Applications of D-rings include:
- For light loading applications such as clothing and luggage, D-rings made of plastics such as nylon may be used, as they weigh less and are impervious to rusting.
- As a component for lacing up items of footwear like hiking boots or any adjacent heavy-duty footwear.
- At the end of a tow-rope or chain, to allow the creation a bow around an item or part of an item that is being towed.
- With a chain to tether a boat to a dock or tree when it is being moored.
- In theatres, commonly used where a piece of scenery has to be lifted or "flown". D-rings are attached to the tops or bottoms of flats with a "drift line" and turnbuckle attached to adjust the "trim".
- A D-ring on an M16 or variant type rifle is used to increase the pressure on the extractor and reduce malfunctions. This D-ring is a rubber grommet shaped like a "D" and fits over the extractor spring adding tension to it.
- On breathing sets and scuba divers' buoyancy compensators
- A bit ring used on the bit of a horse.
- A D-ring carabiner has a section which opens and can be secured, to attach a rope for climbing or caving or to attach other items.
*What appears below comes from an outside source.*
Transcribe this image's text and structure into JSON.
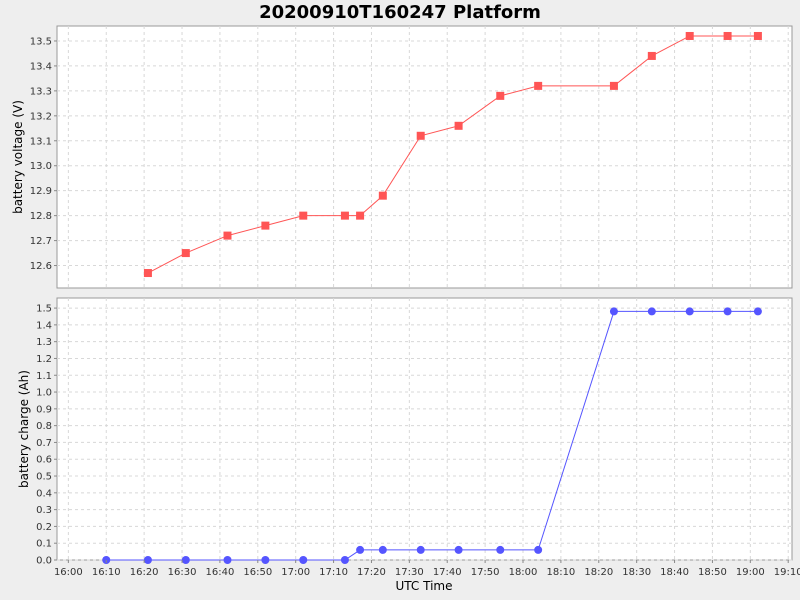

- A part of a saddle (see saddle#D-ring)
- A D-ring binder is a type of ring binder which uses D-shaped rings to accommodate larger documents or more pages.
- To attach a leash or tag to a collar or pet harness, or to a waist belt, either for dog walking or for sports where the dog is intended to pull.
- On a prisoner transport belt to accommodate a pair of handcuffs
- As part of BDSM restraints, clothing, or furniture, to act as an attachment point for rope or chain
- For hanging a framed picture, D-rings attached to a small metal plate with a hole in it are used: the D-ring is attached to the frame with a screw through the hole, and the wire to hang the picture passes through the D-ring.
- Two adjacent D-rings can be used as an adjustable fastener for a strap in clothing such as overalls.